Die Horoskop-Webseite, die Carla betreibt, ist ein Überbleibsel eines Studienprojekts, eine on-off-Sache und kleiner Nebenverdienst. Sie hat sich eingerichtet in einem Alltag, der ausgesprochen unspektakulär ist. Für ihren Job ist sie überqualifiziert, aber immerhin, die Kolleginnen sind nett. Und den rechten Schwung für Veränderungen hat sie eh nicht, bis es zu einem nächtlichen Zwischenfall vor ihrer Zweizimmerwohnung in bescheidener Nachbarschaft kommt: Ein Stein fliegt durch ihr Schlafzimmerfenster, auf den Bürgersteig wurde die Botschaft "Freiheit für Carla Mittmann" gesprüht und vor ihrer Wohnungstür ist ein Karton mit 10.000 Dollar.

Carla weiß nicht, was sie davon halten soll, doch sie beschließt, etwas an ihrem Leben zu ändern. Sie sorgt für ein neues Branding ihrer Horoskopseite, präsentiert sich als Astrophilosophin mit internationaler Erfahrung, kündigt den Job im Möbelhaus. Und siehe da: Mit einer gut vernetzten High Society-Klientin nimmt ihr Astro-Service Fahrt auf. Clara erzielt Einnahmen, von denen sie nicht zu träumen gewagt hätte. Per aspera ad astra, gewissermaßen. Fernsehsendungen, Zeitschriftenartikel und ein wachsender Kundenkreis - und mittendrin Clara zwischen Selbstzweifeln und neuen Überzeugungen. Ist sie eigentlich ein Art Hochstaplerin, oder haben die Sterne ihr tatsächlich etwas zu sagen? Ist ihr das Schicksal samt vergleichsweise spätem Erfolg durch die Sterne vorbestimmt gewesen?

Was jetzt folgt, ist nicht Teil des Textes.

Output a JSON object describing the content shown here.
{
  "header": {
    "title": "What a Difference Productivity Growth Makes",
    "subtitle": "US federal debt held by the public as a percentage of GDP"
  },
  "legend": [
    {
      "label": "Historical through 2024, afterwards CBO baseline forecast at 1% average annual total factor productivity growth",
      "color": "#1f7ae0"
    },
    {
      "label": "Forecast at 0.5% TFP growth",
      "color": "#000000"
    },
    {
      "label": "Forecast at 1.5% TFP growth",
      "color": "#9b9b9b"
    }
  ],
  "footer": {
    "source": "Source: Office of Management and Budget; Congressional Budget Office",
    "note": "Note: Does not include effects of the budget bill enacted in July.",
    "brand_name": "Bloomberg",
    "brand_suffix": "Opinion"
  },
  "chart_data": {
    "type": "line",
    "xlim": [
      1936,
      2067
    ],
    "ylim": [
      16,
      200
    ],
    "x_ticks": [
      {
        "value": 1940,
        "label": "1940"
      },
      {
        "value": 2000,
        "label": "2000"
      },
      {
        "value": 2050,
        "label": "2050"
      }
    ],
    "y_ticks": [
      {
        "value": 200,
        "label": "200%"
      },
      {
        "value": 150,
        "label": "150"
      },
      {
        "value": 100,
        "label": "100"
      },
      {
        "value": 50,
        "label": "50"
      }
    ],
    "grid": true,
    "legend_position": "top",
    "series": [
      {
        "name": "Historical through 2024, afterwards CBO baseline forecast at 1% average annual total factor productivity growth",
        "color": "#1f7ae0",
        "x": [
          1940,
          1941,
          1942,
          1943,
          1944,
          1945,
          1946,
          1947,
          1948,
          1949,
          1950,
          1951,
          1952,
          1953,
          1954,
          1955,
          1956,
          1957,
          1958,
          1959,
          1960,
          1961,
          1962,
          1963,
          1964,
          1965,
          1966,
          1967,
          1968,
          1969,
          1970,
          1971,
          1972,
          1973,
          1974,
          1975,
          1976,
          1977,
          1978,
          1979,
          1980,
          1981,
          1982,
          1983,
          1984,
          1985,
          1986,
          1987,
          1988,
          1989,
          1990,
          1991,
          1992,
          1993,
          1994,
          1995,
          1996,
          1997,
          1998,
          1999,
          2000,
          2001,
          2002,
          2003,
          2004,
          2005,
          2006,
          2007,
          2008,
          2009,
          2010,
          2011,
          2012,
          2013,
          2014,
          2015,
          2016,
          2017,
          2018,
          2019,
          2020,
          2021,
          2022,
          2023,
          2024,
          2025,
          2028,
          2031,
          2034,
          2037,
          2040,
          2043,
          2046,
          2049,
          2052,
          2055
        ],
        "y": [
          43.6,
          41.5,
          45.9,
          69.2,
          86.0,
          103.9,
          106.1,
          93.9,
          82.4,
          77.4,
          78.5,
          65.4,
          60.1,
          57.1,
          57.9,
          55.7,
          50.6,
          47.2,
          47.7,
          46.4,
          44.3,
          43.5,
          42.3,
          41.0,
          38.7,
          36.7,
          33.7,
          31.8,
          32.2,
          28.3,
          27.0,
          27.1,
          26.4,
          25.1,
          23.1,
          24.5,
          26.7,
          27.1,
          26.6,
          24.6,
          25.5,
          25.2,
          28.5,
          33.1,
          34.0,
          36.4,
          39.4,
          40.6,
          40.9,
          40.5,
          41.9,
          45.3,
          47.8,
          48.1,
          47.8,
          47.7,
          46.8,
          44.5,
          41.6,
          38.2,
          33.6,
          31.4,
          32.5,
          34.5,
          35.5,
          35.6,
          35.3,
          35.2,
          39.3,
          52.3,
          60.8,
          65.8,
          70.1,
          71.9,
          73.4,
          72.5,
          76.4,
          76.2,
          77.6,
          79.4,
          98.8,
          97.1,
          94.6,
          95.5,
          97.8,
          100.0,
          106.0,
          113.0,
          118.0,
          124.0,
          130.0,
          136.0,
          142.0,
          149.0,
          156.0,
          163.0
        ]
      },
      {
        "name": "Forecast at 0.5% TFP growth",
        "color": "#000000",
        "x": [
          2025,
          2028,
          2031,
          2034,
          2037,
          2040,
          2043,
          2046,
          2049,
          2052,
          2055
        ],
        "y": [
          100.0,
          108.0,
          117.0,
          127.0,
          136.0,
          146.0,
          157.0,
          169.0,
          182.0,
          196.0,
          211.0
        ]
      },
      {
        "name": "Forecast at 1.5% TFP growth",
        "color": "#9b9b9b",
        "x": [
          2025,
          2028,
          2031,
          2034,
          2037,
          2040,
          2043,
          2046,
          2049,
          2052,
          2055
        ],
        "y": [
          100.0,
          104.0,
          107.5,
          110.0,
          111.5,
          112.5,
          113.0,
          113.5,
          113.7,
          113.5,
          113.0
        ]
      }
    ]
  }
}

Kullmann erzählt locker und folgt dem Aufstieg ihrer Protagonistin, die als Ich-Erzählerin durch das Geschehen führt, mit Humor und einem Schuss Ironie. Die Pointe am Schluss sorgt dann noch einmal für einen gelungenen Abschlusspunkt.

Für Leser*innen, die Katja Kullmanns Sachbücher kennen, ist "Stars" sicherlich überraschend und ganz anders als ihre Bücher über Feminismus, Frauenrollen und Gesellschaft. Die Unterhaltung ist aber auch hier mit klugen Beobachtungen gewürzt.